According to media reports, many legislators from the pan-blue and pan-green camps hope to increase the number of legislative seats from 113 to 164 and change the central government system into a Cabinet system. Rumor has it that Chinese Nationalist Party (KMT) Chairman Ma Ying-jeou (馬英九) is on his guard against KMT legislators who want to amend the Constitution again, and may expel those who sign the proposal from the party. It is also said that the number of lawmakers who support the proposal exceeds the number required for pushing through a constitutional amendment.
A few issues require clarification. First is the number of lawmakers. The number 113, arrived at by the rough-hewn idea of halving the 225 seats valid up until and including the sitting legislature, is indeed problematic. This does not, however, mean that 164 is the perfect number.
If lawmakers are suggesting an increase in the number of seats simply because it will be more difficult for them to be elected under the new single-member district system, then the proposal only serves to highlight the legitimacy of having a smaller legislature.
The number of lawmakers should be decided in accordance with two factors: how many voters each lawmaker should represent, and how many seats the legislature should have. For a country of 23 million people, a legislature with more than 1,000 seats would be sufficiently representative, but it might be inefficient. A legislature with only 50 seats may be efficient, but it would obviously not be sufficiently representative. So exactly how many seats offer the best representation and efficiency?
There is another problem with the new single-member district, two-vote system which will be implemented starting with next year's legislative elections: What should the ratio be between directly-elected legislators and legislators-at-large? One-to-one, two-to-one or three-to-one? Fewer legislators-at-large mean less party control and reduced unity, but increased individual and local influence. More legislators-at-large will have the opposite effect.
In other words, if legislators-at-large are weak in the legislature, then the ideal of a "unified Taiwan" is unlikely to be realized, as the legislature will be kidnapped by local and individual interests. On the contrary, if the number of legislators-at-large matches that of regional legislators, or if, as in Germany, for example, directly elected legislators can also be listed as candidates on the list for legislators-at-large and thus win a seat as a legislator-at-large even if they lose the direct election, then the arrogance of directly elected legislators -- "I am backed by so many voters, so what do you want?" -- might be kept in check.

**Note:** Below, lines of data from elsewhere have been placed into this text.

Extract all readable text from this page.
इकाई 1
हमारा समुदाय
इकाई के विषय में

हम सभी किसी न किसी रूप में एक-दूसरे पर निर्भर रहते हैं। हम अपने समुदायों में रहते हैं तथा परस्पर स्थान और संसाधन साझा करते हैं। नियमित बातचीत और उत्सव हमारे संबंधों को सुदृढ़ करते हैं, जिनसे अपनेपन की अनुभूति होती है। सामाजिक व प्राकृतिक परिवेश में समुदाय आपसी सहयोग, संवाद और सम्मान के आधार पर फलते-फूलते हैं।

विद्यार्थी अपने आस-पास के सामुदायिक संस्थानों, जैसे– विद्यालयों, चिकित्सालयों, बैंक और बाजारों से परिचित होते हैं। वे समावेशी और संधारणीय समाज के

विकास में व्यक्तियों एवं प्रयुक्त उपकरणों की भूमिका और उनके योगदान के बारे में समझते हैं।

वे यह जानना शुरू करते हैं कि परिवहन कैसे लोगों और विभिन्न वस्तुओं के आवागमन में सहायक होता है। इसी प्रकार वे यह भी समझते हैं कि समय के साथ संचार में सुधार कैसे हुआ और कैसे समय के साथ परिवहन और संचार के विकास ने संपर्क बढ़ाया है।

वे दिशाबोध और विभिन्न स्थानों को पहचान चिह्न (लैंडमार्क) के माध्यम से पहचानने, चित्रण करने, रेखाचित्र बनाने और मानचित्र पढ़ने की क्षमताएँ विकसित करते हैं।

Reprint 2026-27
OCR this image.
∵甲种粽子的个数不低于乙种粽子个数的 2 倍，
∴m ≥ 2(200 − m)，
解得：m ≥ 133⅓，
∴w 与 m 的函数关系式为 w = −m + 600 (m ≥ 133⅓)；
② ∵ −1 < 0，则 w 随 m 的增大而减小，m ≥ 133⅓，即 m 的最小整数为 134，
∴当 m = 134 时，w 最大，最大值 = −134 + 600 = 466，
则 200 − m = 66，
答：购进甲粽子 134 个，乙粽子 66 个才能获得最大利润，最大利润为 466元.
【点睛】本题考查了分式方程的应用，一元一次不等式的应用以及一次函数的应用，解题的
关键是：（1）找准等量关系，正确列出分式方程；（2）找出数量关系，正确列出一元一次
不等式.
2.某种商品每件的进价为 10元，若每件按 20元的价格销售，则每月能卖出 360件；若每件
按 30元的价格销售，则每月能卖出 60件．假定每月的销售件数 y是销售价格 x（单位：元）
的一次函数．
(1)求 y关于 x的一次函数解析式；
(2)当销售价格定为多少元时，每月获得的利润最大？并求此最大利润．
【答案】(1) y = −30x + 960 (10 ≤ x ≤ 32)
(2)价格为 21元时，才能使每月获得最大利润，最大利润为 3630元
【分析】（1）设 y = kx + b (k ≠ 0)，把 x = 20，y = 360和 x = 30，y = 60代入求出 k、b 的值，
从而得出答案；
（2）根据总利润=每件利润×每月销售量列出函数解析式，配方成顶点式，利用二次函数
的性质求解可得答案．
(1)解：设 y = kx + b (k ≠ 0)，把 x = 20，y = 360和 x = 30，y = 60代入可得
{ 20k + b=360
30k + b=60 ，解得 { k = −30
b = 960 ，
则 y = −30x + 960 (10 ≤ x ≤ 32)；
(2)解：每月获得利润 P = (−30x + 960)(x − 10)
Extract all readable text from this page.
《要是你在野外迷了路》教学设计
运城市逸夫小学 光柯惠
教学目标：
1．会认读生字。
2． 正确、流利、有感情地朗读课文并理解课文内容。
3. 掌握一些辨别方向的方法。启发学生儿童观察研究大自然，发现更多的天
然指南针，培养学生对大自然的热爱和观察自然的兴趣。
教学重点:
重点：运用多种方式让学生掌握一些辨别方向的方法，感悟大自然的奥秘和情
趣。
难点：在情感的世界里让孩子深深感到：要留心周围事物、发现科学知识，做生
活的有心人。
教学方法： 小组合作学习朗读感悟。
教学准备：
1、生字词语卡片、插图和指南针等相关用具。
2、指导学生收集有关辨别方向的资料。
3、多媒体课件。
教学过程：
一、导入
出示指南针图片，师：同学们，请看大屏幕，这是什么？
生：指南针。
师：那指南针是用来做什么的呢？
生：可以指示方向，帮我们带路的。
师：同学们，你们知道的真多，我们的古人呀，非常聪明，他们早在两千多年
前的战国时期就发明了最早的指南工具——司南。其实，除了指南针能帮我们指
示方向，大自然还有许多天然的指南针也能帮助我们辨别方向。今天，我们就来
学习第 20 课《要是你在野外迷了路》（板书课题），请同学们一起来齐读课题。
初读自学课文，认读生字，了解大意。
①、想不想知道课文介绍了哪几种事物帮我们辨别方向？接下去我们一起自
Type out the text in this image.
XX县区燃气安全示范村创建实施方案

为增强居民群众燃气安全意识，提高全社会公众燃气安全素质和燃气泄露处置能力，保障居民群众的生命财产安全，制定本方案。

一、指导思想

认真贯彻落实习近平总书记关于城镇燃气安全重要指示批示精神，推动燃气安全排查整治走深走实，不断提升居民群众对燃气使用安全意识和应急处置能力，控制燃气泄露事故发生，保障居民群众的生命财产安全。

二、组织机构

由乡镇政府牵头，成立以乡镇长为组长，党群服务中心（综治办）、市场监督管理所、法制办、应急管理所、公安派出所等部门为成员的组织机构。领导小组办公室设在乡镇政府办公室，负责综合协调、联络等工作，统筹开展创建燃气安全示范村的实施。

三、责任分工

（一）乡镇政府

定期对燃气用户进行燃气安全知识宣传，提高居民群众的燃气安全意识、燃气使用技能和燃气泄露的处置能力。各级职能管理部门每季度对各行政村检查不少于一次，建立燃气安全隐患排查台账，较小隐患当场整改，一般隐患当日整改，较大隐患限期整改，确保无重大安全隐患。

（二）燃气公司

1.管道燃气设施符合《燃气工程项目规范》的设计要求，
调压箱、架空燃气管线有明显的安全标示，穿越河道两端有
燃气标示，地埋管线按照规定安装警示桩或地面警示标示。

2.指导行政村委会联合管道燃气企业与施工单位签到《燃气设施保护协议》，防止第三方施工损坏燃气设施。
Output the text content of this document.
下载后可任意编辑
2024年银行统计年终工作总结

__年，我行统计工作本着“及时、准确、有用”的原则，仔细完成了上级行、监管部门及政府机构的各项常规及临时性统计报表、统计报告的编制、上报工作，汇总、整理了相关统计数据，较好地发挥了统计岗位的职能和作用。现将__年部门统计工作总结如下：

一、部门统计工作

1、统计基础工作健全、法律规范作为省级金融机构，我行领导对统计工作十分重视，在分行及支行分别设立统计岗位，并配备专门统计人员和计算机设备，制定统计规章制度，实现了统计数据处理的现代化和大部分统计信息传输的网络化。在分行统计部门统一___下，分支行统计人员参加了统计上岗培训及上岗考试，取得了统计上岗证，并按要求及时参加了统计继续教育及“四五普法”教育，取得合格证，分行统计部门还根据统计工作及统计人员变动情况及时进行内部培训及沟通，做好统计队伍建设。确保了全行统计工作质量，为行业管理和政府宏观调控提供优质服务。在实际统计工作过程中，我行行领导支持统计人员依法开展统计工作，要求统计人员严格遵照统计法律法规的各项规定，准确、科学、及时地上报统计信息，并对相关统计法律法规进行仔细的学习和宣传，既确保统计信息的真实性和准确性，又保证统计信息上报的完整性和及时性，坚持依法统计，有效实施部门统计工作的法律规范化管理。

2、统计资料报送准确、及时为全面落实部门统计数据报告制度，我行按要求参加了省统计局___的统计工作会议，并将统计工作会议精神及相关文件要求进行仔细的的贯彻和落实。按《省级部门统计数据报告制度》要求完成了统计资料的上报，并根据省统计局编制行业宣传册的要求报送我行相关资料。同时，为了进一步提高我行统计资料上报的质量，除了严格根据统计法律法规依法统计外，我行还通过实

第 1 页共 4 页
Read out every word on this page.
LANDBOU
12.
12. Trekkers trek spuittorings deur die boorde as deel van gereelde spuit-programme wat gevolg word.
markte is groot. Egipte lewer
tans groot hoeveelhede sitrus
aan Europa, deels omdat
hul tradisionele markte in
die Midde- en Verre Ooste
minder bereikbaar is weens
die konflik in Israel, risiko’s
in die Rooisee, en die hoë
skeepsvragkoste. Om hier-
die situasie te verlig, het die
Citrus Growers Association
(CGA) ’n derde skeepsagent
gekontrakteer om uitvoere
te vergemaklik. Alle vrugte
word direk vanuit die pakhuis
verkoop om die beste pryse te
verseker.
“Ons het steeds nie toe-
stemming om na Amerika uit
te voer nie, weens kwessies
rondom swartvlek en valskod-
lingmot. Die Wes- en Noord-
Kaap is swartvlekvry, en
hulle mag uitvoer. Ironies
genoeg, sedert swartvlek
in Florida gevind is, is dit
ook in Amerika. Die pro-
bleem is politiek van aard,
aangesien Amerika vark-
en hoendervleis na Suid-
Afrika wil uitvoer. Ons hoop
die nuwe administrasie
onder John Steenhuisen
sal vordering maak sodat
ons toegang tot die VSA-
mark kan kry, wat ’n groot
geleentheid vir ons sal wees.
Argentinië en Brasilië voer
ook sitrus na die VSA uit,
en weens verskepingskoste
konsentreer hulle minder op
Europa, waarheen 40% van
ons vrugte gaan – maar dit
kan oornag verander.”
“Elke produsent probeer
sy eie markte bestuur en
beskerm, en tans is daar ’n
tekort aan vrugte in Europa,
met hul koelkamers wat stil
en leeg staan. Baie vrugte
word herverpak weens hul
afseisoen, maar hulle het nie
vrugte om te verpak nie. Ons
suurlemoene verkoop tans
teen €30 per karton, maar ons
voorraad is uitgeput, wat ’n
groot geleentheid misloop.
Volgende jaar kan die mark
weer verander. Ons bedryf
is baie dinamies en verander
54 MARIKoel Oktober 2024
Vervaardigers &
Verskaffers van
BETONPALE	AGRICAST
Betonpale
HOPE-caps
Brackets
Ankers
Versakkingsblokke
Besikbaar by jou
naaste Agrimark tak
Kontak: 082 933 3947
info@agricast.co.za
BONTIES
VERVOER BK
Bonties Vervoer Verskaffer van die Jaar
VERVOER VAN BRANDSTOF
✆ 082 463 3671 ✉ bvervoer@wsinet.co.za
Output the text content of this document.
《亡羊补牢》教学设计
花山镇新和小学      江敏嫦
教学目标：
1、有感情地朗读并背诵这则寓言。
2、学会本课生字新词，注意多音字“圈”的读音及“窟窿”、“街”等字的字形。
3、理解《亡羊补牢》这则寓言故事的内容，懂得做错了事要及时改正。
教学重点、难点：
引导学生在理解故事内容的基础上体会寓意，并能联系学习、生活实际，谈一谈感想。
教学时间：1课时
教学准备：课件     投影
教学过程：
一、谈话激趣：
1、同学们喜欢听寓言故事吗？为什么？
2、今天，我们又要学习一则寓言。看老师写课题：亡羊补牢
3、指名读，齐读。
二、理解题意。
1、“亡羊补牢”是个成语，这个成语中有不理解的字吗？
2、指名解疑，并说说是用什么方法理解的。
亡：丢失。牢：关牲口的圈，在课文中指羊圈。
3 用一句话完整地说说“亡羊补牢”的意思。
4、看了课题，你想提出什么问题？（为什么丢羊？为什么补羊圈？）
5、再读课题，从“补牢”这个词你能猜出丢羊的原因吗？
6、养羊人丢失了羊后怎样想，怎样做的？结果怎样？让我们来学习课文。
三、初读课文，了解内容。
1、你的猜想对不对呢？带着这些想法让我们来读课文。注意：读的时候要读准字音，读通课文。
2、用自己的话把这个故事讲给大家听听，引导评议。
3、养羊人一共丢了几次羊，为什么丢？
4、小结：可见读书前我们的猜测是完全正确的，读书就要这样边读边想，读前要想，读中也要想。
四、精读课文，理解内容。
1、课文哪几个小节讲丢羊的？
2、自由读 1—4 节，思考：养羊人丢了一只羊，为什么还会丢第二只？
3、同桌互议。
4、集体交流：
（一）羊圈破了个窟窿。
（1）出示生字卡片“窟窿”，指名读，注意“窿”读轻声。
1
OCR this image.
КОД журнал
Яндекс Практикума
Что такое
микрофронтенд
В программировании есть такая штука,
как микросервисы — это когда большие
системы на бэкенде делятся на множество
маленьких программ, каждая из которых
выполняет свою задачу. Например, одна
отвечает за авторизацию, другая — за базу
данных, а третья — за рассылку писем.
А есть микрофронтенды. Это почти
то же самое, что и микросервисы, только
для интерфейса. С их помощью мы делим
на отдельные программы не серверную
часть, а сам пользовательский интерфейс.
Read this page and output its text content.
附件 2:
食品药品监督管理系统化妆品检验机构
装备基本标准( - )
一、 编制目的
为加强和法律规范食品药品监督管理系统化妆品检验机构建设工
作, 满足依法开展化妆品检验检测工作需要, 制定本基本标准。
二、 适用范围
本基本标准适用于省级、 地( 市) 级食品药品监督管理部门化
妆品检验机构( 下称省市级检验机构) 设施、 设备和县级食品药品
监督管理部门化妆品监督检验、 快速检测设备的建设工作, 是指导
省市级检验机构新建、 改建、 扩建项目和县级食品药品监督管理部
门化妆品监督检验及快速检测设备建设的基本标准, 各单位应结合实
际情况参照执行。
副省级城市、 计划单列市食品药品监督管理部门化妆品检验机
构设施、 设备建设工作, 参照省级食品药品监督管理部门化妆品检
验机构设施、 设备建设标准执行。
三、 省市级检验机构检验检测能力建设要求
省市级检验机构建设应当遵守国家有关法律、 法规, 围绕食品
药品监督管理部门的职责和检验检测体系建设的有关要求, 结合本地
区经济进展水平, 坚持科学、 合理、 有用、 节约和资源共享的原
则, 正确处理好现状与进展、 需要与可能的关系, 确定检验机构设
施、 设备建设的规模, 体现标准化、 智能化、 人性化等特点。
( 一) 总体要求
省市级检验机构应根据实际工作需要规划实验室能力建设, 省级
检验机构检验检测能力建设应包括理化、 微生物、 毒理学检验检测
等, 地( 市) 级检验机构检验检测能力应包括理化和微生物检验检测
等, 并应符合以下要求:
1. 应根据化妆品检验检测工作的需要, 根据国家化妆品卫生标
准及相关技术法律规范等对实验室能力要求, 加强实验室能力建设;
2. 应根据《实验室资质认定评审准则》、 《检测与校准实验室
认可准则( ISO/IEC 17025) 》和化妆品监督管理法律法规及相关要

As for a Cabinet system, it would integrate the legislative and executive powers. If the lawmakers from both camps propose the adoption of this system to both expand their legislative power and get their hands on executive power, it will only further strengthen the public's belief that politics is a dark and dirty undertaking.
A Cabinet system is not like this. The integration of legislative and administrative powers does not mean that lawmakers can serve concurrently as premier, minister or political vice minister. Rather, it means that key officials should be lawmakers. In other words, untalented, unprofessional and incompetent lawmakers should not serve in key posts, but talented and professional politicians capable of taking on important posts should serve as lawmakers.